Dalam momen penuh makna itu, Romo Budi, yang didampingi Duta Besar Indonesia untuk Vatikan, Michael Trias Kuncahyono, mempersembahkan kepada Bapa Suci sebuah buku karyanya sendiri berjudul An Interreligious Ecotheological Leadership.
Paus Leo XIV menerima buku tersebut dengan penuh perhatian dan mengucapkan dalam bahasa Inggris,
“This is very important for the future! Wow, based on the Laudato Si’ Encyclical! Thank you very munch!”
Kata-kata spontan Bapa Suci tersebut menandakan apresiasi mendalam terhadap karya yang berakar pada ensiklik Laudato Si’, dokumen penting tentang keutuhan ciptaan dan tanggung jawab manusia terhadap alam semesta.
Ungkapan Syukur dan Haru
Dalam suasana haru, Romo Budi menyampaikan rasa terima kasihnya kepada para pihak yang mendukung peristiwa bersejarah ini.

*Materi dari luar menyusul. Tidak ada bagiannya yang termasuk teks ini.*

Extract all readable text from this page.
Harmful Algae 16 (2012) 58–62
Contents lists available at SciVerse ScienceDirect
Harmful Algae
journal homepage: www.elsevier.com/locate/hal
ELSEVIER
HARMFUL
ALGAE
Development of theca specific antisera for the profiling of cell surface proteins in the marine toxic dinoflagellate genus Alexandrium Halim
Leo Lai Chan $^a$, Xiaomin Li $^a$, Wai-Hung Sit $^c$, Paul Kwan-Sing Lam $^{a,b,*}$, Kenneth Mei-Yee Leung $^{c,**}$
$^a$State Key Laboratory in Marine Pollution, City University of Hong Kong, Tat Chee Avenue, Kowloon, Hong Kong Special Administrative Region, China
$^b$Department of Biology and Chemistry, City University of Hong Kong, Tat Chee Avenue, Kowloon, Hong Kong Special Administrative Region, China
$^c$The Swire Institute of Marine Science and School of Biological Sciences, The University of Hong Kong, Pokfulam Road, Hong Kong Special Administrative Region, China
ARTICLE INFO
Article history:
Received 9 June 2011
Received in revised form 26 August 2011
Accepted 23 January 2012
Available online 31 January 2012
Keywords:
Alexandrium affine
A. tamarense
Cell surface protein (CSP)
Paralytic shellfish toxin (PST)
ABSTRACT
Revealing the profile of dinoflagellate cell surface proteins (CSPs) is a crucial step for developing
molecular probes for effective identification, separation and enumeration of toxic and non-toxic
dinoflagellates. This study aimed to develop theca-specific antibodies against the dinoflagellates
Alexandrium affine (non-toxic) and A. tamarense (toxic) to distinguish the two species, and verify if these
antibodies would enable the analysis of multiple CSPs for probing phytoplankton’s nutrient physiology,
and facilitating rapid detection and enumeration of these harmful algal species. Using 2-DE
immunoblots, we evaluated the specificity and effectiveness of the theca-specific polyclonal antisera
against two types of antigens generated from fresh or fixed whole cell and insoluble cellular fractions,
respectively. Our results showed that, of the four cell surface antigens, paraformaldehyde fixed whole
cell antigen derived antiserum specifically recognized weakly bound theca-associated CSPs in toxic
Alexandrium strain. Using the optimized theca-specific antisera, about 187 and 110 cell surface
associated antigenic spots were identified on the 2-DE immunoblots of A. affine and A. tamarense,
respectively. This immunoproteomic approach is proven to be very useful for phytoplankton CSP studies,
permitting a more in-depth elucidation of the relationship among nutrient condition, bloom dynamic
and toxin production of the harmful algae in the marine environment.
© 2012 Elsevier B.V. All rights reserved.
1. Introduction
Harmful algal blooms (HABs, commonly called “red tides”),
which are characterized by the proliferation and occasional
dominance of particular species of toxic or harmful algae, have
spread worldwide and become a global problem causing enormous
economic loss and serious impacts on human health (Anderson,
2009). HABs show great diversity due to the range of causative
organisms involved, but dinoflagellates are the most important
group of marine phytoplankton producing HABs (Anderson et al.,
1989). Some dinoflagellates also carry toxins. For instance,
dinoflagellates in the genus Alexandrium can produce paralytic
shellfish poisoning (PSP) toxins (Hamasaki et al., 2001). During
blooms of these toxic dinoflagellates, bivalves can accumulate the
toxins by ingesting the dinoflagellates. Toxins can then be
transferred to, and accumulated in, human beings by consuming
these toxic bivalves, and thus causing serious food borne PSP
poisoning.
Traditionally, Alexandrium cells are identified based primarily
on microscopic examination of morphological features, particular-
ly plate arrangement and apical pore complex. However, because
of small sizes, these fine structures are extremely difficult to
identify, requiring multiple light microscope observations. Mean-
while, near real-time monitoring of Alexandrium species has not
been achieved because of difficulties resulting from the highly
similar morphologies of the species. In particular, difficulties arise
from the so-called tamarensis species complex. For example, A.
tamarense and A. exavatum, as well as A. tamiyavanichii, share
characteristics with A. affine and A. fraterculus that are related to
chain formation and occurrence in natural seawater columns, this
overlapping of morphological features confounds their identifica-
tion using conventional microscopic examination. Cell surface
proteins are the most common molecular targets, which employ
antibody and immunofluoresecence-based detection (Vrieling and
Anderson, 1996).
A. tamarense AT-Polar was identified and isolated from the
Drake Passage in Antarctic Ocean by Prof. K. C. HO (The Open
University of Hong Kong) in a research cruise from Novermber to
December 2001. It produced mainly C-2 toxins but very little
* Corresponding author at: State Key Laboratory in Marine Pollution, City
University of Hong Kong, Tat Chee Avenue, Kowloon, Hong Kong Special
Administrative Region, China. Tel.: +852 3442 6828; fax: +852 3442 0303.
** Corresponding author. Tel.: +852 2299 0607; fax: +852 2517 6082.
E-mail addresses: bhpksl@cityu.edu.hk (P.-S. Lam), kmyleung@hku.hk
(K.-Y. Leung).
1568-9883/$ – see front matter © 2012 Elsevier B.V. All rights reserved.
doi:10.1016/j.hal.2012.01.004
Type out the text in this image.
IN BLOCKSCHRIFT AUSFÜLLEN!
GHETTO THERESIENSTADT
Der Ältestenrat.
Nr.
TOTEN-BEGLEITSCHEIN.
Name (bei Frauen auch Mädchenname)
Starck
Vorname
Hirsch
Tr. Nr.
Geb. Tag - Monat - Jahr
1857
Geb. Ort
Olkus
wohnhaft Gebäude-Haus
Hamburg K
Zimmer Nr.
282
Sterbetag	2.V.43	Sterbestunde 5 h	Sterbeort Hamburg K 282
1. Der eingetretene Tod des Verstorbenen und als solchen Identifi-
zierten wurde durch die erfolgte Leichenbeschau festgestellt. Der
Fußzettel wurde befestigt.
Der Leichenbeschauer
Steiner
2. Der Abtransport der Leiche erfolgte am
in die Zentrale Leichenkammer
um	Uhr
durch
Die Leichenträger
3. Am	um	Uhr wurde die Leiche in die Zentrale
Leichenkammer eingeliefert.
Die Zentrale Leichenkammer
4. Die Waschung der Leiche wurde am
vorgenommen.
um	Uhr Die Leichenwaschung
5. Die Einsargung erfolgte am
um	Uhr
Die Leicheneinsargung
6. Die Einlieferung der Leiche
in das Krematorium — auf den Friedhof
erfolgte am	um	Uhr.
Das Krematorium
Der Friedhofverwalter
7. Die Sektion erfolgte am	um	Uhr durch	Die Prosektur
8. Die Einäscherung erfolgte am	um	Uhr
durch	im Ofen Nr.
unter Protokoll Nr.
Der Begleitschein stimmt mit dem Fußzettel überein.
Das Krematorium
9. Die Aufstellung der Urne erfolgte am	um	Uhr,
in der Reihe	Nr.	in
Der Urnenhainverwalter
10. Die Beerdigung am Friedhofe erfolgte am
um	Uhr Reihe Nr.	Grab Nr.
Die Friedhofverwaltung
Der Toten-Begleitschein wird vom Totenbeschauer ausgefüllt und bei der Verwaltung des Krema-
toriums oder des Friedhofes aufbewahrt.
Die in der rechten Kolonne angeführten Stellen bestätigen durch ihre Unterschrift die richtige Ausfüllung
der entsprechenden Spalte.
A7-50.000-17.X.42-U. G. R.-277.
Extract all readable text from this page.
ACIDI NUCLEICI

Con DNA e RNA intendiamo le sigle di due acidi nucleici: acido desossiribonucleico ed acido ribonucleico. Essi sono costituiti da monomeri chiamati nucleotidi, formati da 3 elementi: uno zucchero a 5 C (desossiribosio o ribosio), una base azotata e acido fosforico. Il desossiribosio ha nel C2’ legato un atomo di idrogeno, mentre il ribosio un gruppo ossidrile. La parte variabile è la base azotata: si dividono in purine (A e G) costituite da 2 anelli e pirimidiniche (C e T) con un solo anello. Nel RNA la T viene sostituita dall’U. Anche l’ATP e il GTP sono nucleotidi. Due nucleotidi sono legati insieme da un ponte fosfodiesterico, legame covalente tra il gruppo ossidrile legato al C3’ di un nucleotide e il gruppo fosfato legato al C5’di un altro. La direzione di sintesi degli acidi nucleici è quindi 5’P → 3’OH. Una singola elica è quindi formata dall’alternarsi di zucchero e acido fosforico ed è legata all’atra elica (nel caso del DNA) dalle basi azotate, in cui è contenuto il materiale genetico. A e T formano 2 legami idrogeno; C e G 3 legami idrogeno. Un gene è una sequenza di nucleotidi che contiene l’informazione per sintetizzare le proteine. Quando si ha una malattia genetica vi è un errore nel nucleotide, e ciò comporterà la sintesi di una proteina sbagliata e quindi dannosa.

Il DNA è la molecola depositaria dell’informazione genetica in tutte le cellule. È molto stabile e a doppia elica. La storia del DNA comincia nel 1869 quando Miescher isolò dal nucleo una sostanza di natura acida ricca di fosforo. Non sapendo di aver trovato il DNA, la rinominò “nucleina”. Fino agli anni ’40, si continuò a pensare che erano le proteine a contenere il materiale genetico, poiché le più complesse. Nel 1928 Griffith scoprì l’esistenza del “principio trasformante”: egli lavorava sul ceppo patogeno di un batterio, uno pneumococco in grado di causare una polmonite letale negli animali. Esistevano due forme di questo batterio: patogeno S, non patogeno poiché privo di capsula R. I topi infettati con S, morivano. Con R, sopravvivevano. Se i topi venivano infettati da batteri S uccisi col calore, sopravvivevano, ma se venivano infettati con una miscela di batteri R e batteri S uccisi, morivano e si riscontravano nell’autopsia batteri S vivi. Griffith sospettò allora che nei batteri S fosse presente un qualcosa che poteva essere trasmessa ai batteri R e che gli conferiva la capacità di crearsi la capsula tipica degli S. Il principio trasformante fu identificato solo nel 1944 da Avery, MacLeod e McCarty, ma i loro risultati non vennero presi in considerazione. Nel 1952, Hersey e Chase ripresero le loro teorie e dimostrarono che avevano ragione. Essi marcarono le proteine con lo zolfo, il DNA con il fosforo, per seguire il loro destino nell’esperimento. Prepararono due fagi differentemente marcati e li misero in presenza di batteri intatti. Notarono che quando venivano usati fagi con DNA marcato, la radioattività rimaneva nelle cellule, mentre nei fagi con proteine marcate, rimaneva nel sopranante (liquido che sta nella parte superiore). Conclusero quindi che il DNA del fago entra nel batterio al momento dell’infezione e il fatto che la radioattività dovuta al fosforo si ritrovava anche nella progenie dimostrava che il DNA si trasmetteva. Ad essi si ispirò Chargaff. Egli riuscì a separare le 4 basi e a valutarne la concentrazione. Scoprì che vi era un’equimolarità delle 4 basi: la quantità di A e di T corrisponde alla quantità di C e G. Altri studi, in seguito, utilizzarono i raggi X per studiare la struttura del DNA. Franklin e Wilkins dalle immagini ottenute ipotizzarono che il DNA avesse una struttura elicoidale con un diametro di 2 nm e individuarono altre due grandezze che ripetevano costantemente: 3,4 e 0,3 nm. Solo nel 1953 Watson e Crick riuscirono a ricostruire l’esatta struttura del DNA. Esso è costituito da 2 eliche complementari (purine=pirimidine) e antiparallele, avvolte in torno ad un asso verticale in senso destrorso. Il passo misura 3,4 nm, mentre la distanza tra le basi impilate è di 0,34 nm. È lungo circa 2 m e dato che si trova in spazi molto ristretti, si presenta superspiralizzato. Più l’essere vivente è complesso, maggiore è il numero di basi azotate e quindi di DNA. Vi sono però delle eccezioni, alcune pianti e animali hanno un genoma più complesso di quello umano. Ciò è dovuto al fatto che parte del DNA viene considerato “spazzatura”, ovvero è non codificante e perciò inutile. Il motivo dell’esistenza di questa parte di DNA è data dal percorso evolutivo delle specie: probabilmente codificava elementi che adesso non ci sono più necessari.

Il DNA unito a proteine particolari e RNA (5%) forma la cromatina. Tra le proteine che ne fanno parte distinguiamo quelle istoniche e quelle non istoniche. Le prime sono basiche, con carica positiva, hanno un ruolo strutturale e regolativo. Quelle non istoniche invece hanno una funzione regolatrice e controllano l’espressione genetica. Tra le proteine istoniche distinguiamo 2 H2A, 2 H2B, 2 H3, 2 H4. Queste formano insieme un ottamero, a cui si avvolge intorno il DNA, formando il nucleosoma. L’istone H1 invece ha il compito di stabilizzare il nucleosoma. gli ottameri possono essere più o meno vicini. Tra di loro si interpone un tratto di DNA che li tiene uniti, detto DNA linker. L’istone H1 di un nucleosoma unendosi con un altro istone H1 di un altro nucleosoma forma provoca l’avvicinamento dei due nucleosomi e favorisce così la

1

“Saya sangat berterima kasih kepada Bapak Uskup Antonius selaku Ketua Presidium KWI dan Bapak Uskup Christophorus selaku Ketua Komisi HAK KWI yang memberikan kesempatan kepada kami untuk menimba berkat Tuhan melalui Paus Leo XIV,” ujarnya.
Ia juga menambahkan, “Terutama, saya berterima kasih kepada Bapak Duta Besar Indonesia untuk Vatikan, Pak Trias, yang telah mengatur terjadinya Baciamano dengan Paus Leo XIV.”
Sementara itu, Mgr. Christophorus Tri Harsono menegaskan bahwa semua ini merupakan karya penyelenggaraan ilahi.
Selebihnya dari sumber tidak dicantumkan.